The accused staff person pursued his union grievances through the labyrinth of that system. Ultimately the Office of Employee Relations (OER) without any consultation with anyone at Fernald dropped the case. The employee was reinstated with back pay. The first Paul and I heard about this was when he arrived back at work with a new car. We were pissed.
I vented my bitterness to Joseph Wert the Superintendant who sighed and said these things happen all the time. I did get him to use his influence to get a meeting with the higher ups at OER and management at Fernald. It was quite a meeting. I kept pressing the point that they were our representatives and that their failure to even consult with us on these matters was very damaging to staff morale and our ability to manage our employees.
Not being satisfied with OER’s appearance to address the problem, I went underground. I got in contact with Jack Flynn a reporter for the Springfield Union News who was developing a series on mistreatment in mental retardation facilities. I became the internal source for many of his stories, while Tony Winsor of Mass Law Reform Institute became the published source for this material.
As a result of this series the Governor and the legislature reacted. The Department of Mental Health promulgated a package of regulations that mandated investigations within all DMH services and outlined a coherent procedure for the conduct of investigations. The Department of Mental Health also created its own internal affairs office with skilled and experienced investigators. This also served as a catalyst for the creation of the Disabled Persons Protection Commission (DPPC)
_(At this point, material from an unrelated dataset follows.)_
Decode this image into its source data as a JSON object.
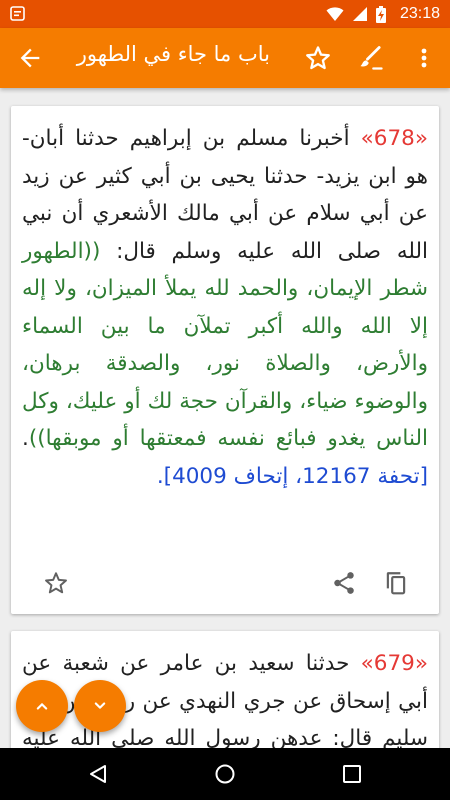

A few months later while I was walking through the corridors of DMH’s central office, Larry Wheeler, the head of the Department’s Human Rights Office called me over and said that he wanted to introduce me to someone. I met a former FBI agent who had just been hired to head up internal affairs. As he introduced me to her he said” This is the single most important person in the creation of your job.”
David Roulston is campaigning in the Democratic primary for the 2nd Franklin District Seat in the Massachusetts House of Representatives. Posting this story does not constitute an endorsement.